Prokhorov expressed comfort with GM Billy King and praised his “bold” approach, Prokhorov also said, complimenting coach Lionel Hollins, too, seemingly indicating that both will be back next season, writes Tim Bontemps of the New York Post. We passed along more from Prokhorov’s chat with the media earlier today, and there’s more from around the Atlantic Division:

  • Lance Thomas has started 33 games this season and 20 with the Knicks, earning praise from team president Phil Jackson, and the New Jersey native signaled a desire to re-sign with New York in unrestricted free agency this summer. Thomas made his remarks in a video interview with Jonah Ballow of Knicks.com“My experience as a Knick has been great, and I hope it doesn’t end,” Thomas said. “This is my hometown team, and I would love to represent New York, so I’m going to do everything in my power to hopefully make that happen.”
  • Celtics president of basketball operations Danny Ainge is impressed with how his roster has performed after all the trades he pulled off, as Gary Washburn of The Boston Globe details. Ainge named soon-to-be free agents Jae Crowder and Brandon Bass among several he believes have excelled.
  • The Kevin Garnett/Thaddeus Young trade has been a steal for the Nets, argues Daniel LoGuidice of NetsDaily, who believes the arrival of Young, and not the resurgence of Brook Lopez, was the true catalyst for Brooklyn’s late-season run for a playoff spot. Bontemps, writing in a separate piece, believes Young’s on-court presence has helped Lopez operate so effectively. Young hasn’t decided on his player option for next season but has said he wants to remain in Brooklyn.
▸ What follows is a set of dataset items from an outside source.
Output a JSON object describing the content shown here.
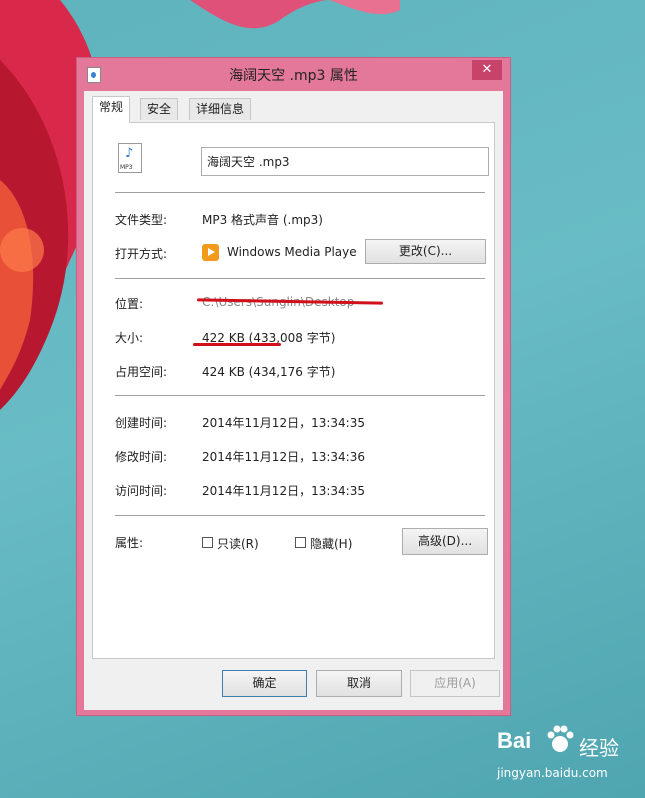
{
  "window": {
    "title": "海阔天空 .mp3 属性",
    "close_glyph": "✕"
  },
  "tabs": [
    {
      "label": "常规",
      "active": true
    },
    {
      "label": "安全",
      "active": false
    },
    {
      "label": "详细信息",
      "active": false
    }
  ],
  "general": {
    "icon_label": "MP3",
    "file_name": "海阔天空 .mp3",
    "file_type_label": "文件类型:",
    "file_type_value": "MP3 格式声音 (.mp3)",
    "opens_with_label": "打开方式:",
    "opens_with_value": "Windows Media Playe",
    "change_button": "更改(C)...",
    "location_label": "位置:",
    "location_value": "C:\\Users\\Sunglin\\Desktop",
    "size_label": "大小:",
    "size_value": "422 KB (433,008 字节)",
    "size_on_disk_label": "占用空间:",
    "size_on_disk_value": "424 KB (434,176 字节)",
    "created_label": "创建时间:",
    "created_value": "2014年11月12日，13:34:35",
    "modified_label": "修改时间:",
    "modified_value": "2014年11月12日，13:34:36",
    "accessed_label": "访问时间:",
    "accessed_value": "2014年11月12日，13:34:35",
    "attributes_label": "属性:",
    "readonly_label": "只读(R)",
    "readonly_checked": false,
    "hidden_label": "隐藏(H)",
    "hidden_checked": false,
    "advanced_button": "高级(D)..."
  },
  "footer": {
    "ok": "确定",
    "cancel": "取消",
    "apply": "应用(A)"
  },
  "watermark": {
    "brand": "Bai",
    "brand_suffix": "经验",
    "url": "jingyan.baidu.com"
  },
  "colors": {
    "window_frame": "#e3789b",
    "close_button": "#c8436a",
    "annotation_red": "#d0101a",
    "desktop": "#5fb3bd"
  }
}
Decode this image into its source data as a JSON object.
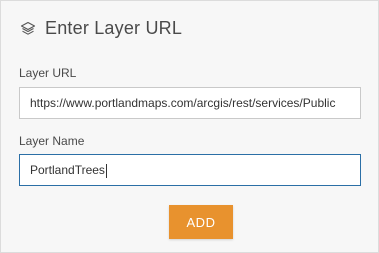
{
  "dialog": {
    "title": "Enter Layer URL",
    "icon": "layers-icon"
  },
  "form": {
    "url_label": "Layer URL",
    "url_value": "https://www.portlandmaps.com/arcgis/rest/services/Public",
    "name_label": "Layer Name",
    "name_value": "PortlandTrees"
  },
  "actions": {
    "add_label": "ADD"
  },
  "colors": {
    "accent": "#e8922e",
    "focus_border": "#2b6fa6"
  }
}
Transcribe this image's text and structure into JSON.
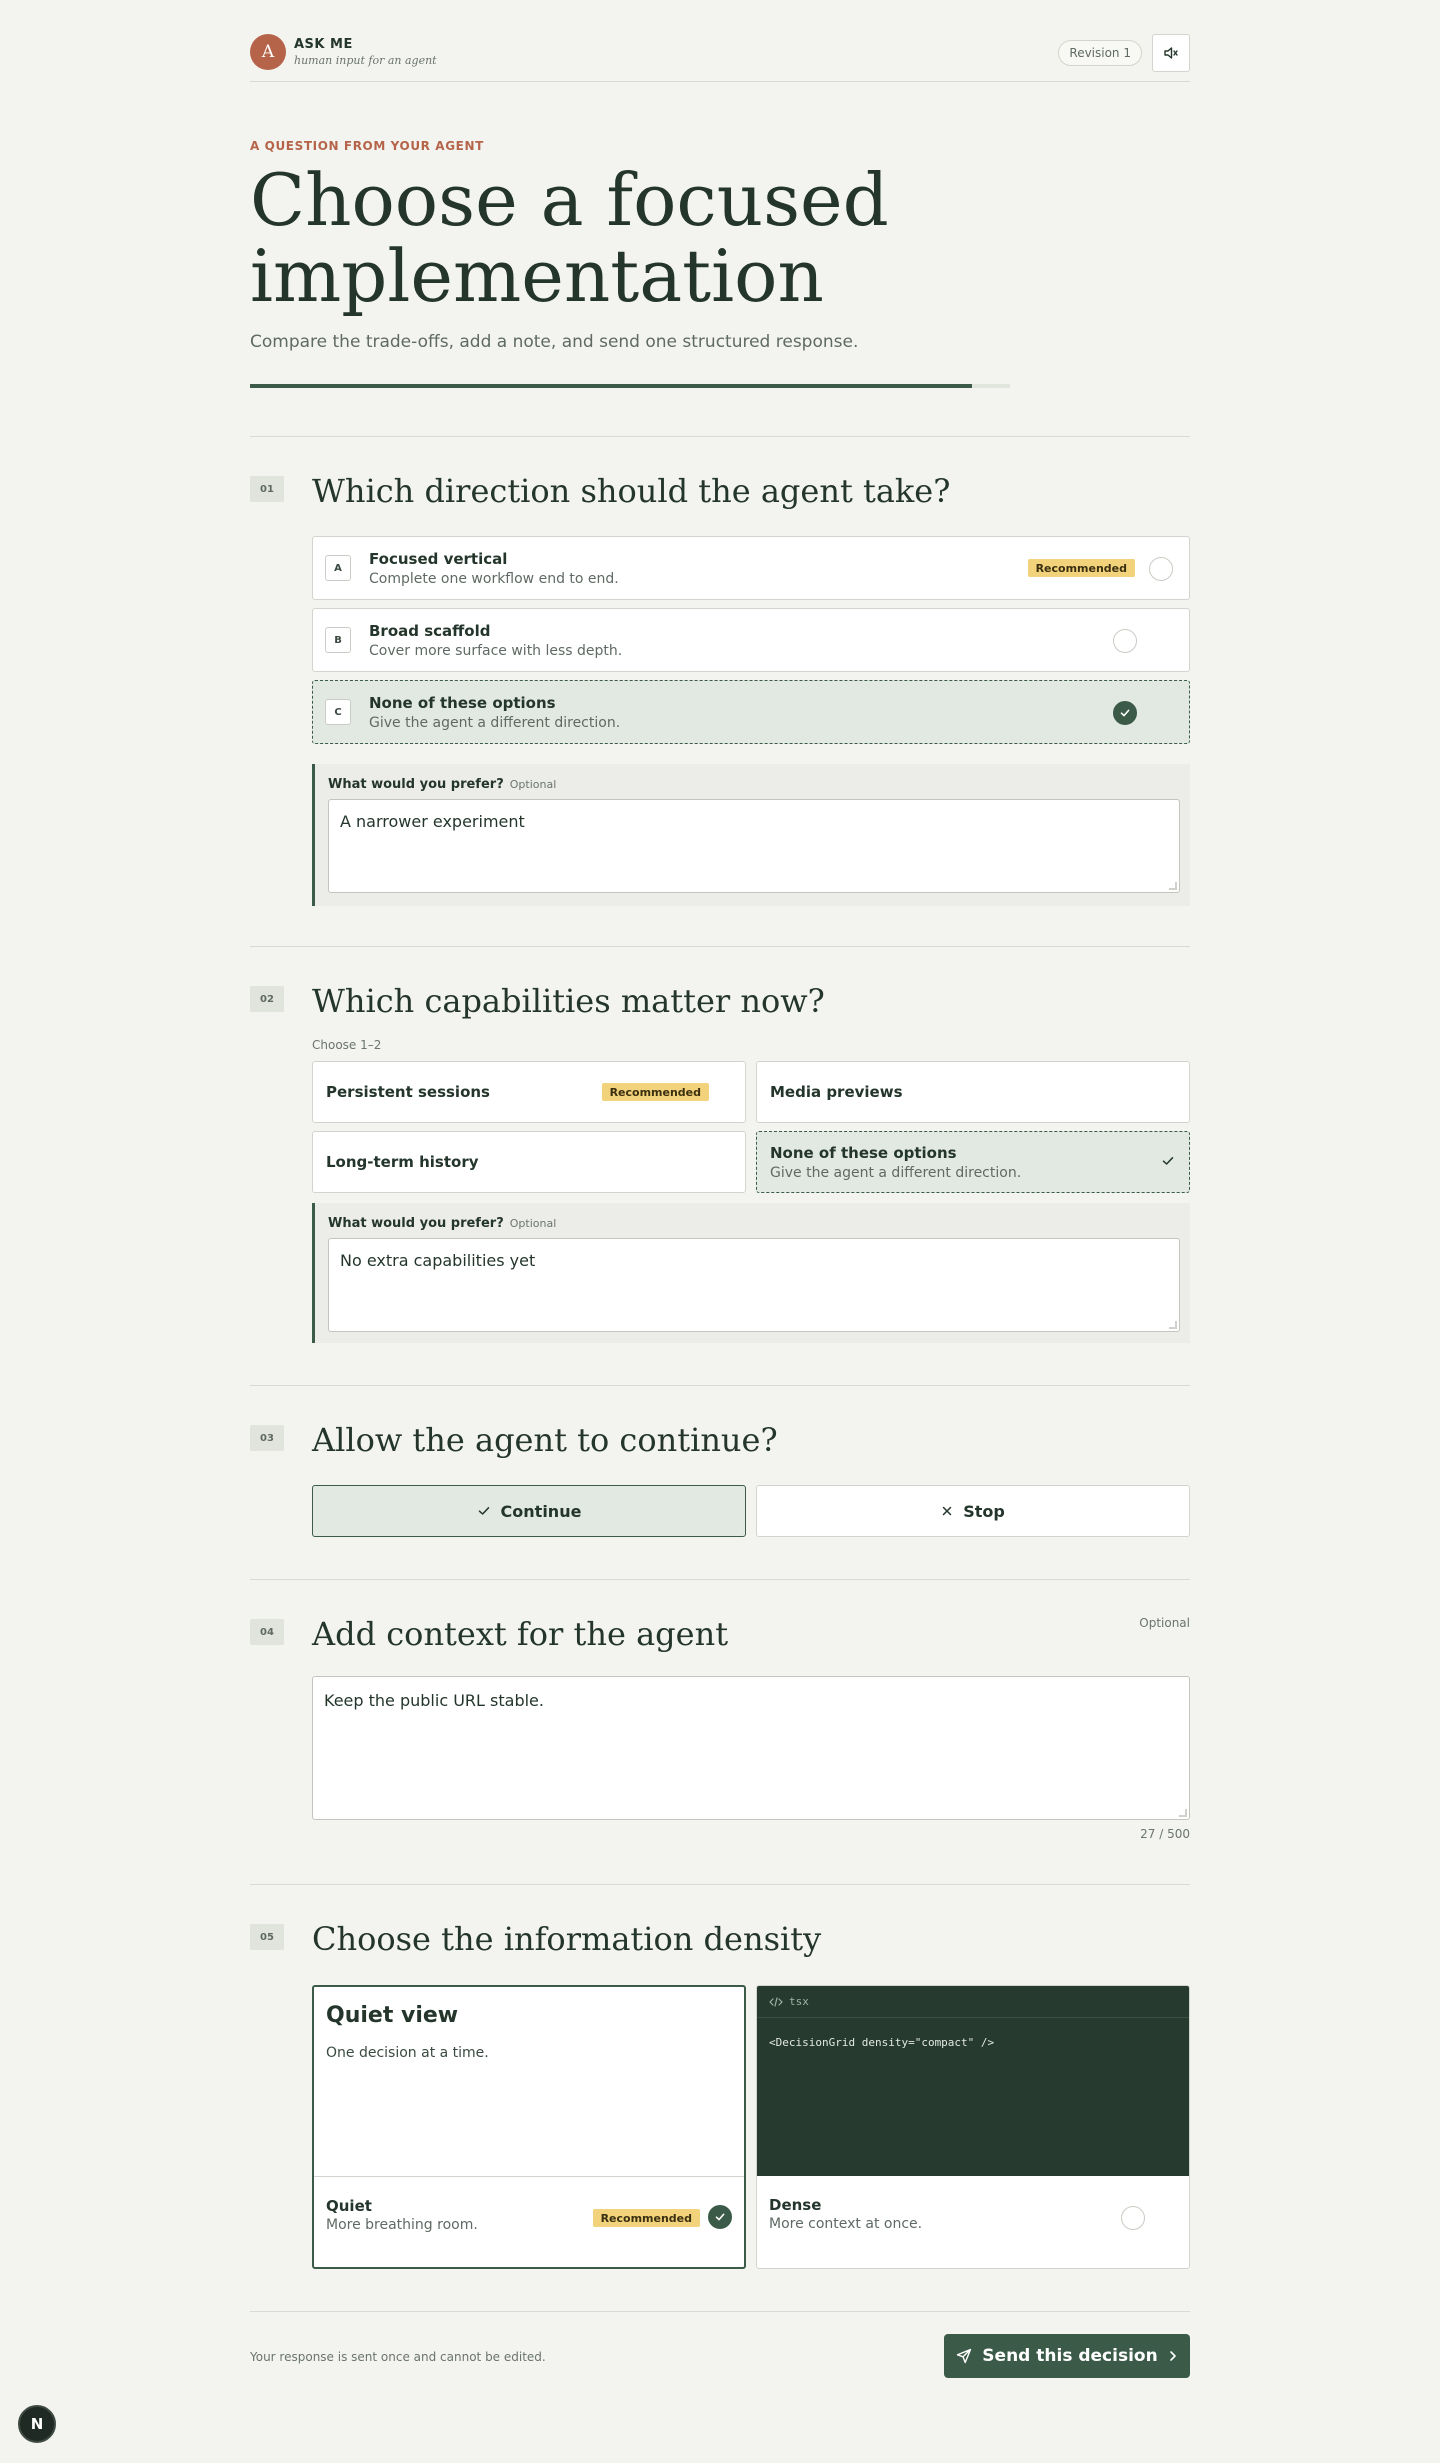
{
  "header": {
    "avatar_letter": "A",
    "brand_name": "ASK ME",
    "brand_subtitle": "human input for an agent",
    "revision": "Revision 1",
    "mute_icon": "speaker-mute-icon"
  },
  "hero": {
    "eyebrow": "A QUESTION FROM YOUR AGENT",
    "title": "Choose a focused implementation",
    "subtitle": "Compare the trade-offs, add a note, and send one structured response.",
    "progress_fraction": 0.95
  },
  "q1": {
    "number": "01",
    "title": "Which direction should the agent take?",
    "options": [
      {
        "key": "A",
        "label": "Focused vertical",
        "desc": "Complete one workflow end to end.",
        "badge": "Recommended",
        "selected": false
      },
      {
        "key": "B",
        "label": "Broad scaffold",
        "desc": "Cover more surface with less depth.",
        "selected": false
      },
      {
        "key": "C",
        "label": "None of these options",
        "desc": "Give the agent a different direction.",
        "selected": true
      }
    ],
    "note_label": "What would you prefer?",
    "note_optional": "Optional",
    "note_value": "A narrower experiment"
  },
  "q2": {
    "number": "02",
    "title": "Which capabilities matter now?",
    "hint": "Choose 1–2",
    "options": [
      {
        "label": "Persistent sessions",
        "badge": "Recommended",
        "selected": false
      },
      {
        "label": "Media previews",
        "selected": false
      },
      {
        "label": "Long-term history",
        "selected": false
      },
      {
        "label": "None of these options",
        "desc": "Give the agent a different direction.",
        "selected": true
      }
    ],
    "note_label": "What would you prefer?",
    "note_optional": "Optional",
    "note_value": "No extra capabilities yet"
  },
  "q3": {
    "number": "03",
    "title": "Allow the agent to continue?",
    "continue_label": "Continue",
    "stop_label": "Stop",
    "selected": "continue"
  },
  "q4": {
    "number": "04",
    "title": "Add context for the agent",
    "optional": "Optional",
    "value": "Keep the public URL stable.",
    "counter": "27 / 500"
  },
  "q5": {
    "number": "05",
    "title": "Choose the information density",
    "quiet": {
      "preview_title": "Quiet view",
      "preview_text": "One decision at a time.",
      "name": "Quiet",
      "desc": "More breathing room.",
      "badge": "Recommended",
      "selected": true
    },
    "dense": {
      "code_lang": "tsx",
      "code": "<DecisionGrid density=\"compact\" />",
      "name": "Dense",
      "desc": "More context at once.",
      "selected": false
    }
  },
  "footer": {
    "note": "Your response is sent once and cannot be edited.",
    "send_label": "Send this decision"
  },
  "fab_letter": "N",
  "colors": {
    "background": "#f3f4ef",
    "accent": "#3b5b48",
    "brand": "#b5644a",
    "badge": "#f2d27a"
  }
}
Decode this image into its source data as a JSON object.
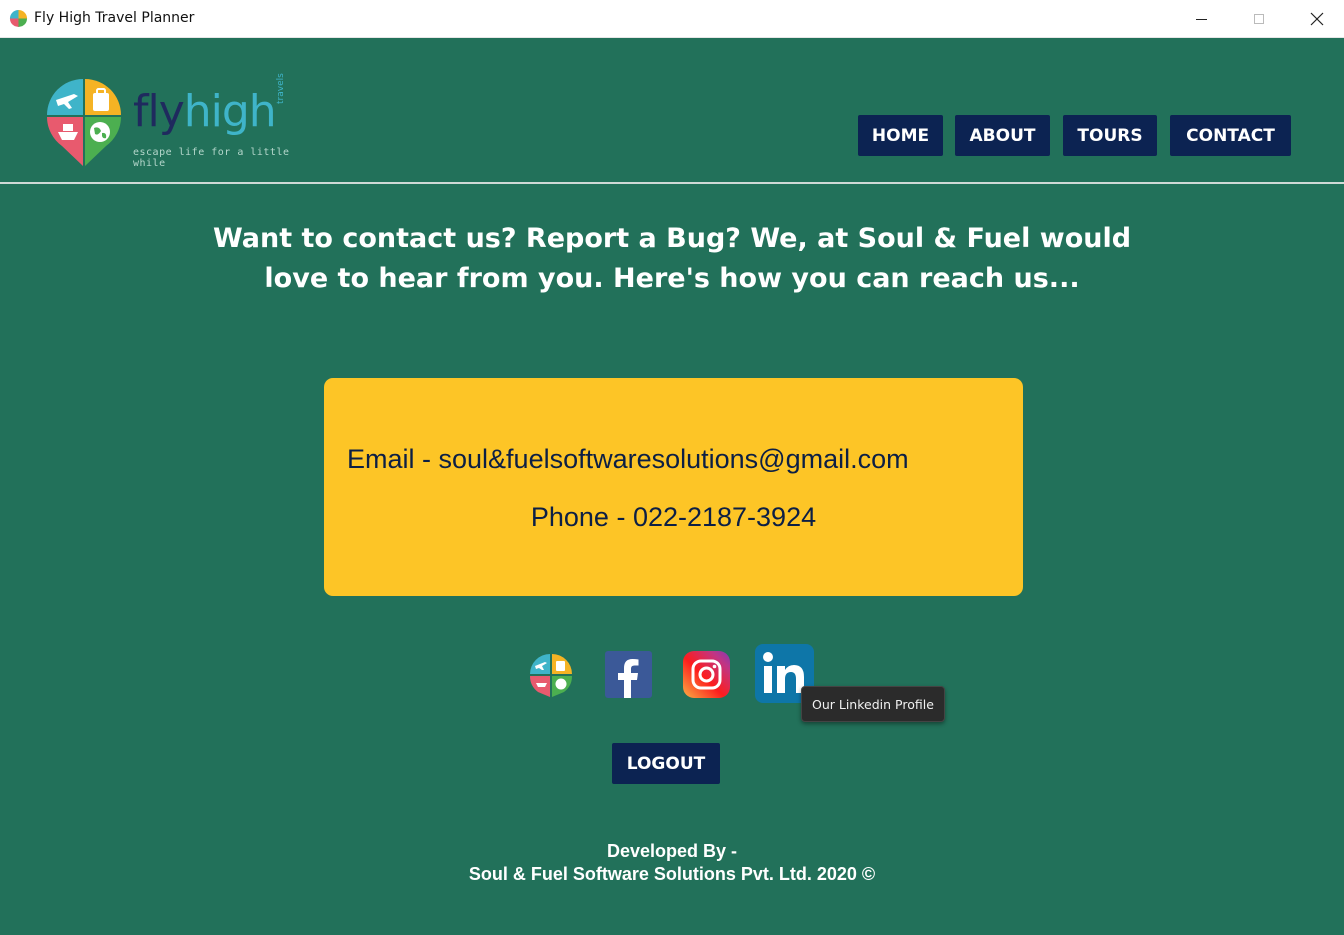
{
  "window": {
    "title": "Fly High Travel Planner",
    "app_icon": "flyhigh-pin-icon",
    "controls": [
      "minimize-icon",
      "maximize-icon",
      "close-icon"
    ]
  },
  "header": {
    "logo": {
      "word_fly": "fly",
      "word_high": "high",
      "word_travels": "travels",
      "tagline": "escape life for a little while"
    },
    "nav": {
      "home": "HOME",
      "about": "ABOUT",
      "tours": "TOURS",
      "contact": "CONTACT"
    }
  },
  "main": {
    "intro_line1": "Want to contact us? Report a Bug? We, at Soul & Fuel would",
    "intro_line2": "love to hear from you. Here's how you can reach us...",
    "contact": {
      "email_label": "Email  -  soul&fuelsoftwaresolutions@gmail.com",
      "phone_label": "Phone  -  022-2187-3924"
    },
    "social": {
      "icons": [
        "flyhigh-logo-icon",
        "facebook-icon",
        "instagram-icon",
        "linkedin-icon"
      ],
      "tooltip": "Our Linkedin Profile"
    },
    "logout_label": "LOGOUT"
  },
  "footer": {
    "line1": "Developed By -",
    "line2": "Soul & Fuel Software Solutions Pvt. Ltd. 2020 ©"
  },
  "colors": {
    "background": "#22715a",
    "nav_button": "#0c2352",
    "card": "#fdc526",
    "text_dark": "#0c1f45"
  }
}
Nets Rumors: Chemistry, Changes, Prokhorov

Poor chemistry has led to a disappointing season for the Nets, Tim Bontemps of the New York Post writes. Injuries and underachieving players have forced coach Lionel Hollins to constantly tinker with his rotation, leading to 17 different lineup changes, Bontemps adds. “[Chemistry is] very fragile,” Hollins said to the team’s beat reporters. “You constantly have to work at it, and adversity is the first thing that can kill chemistry. You have a little adversity and something happens and it splits, and then you have to get it back. It’s a time-consuming thing to get chemistry, and then you have some success and you have a little more adversity and then it goes back again. It’s hard to define why. You just have it, or you don’t.”

In other news concerning the Nets:

  • The team’s management plans to revamp the roster to bring in younger, more athletic players, according to a story on the team’s official website nba.com/nets. GM Billy King promised season-ticket holders in a conference call on Thursday that roster changes were coming this summer. “I think it could turn around really quickly,” King said in the call. “We’re going to explore every option to continue to add some athleticism so we can be a better defensive team, become a more athletic team, so we can get out and run. That’s the plan. We’ll look and explore every option. There will be no stone unturned as we go forward.”
  • Nets owner Mikhail Prokhorov is no longer seeking to sell a majority interest in the team, according to Josh Kosman and Claire Atkinson of the New York Post. Negotiations to sell the team never became serious because of uncertainty over Prokhorov’s interest in also selling the rights to Barclays Center, sources told the Post. Prokhorov is now actively shopping a minority interest in the team that does not include a sale of the arena, the Post adds. Evercore Partners, an investment banking firm Prokhorov hired to help facilitate a prospective sale of the team, made the decision to end their relationship with the Nets.
  • Prokhorov recently quit the Russian political party he founded, Civil Platform, and his motivation may have included his desire to protect foreign assets such as the Nets, according to an rt.com story. A relatively new Russian law that prevents senior officials and legislators from possessing foreign bank accounts and securities could have spurred Prokhorov’s decision, the story reveals.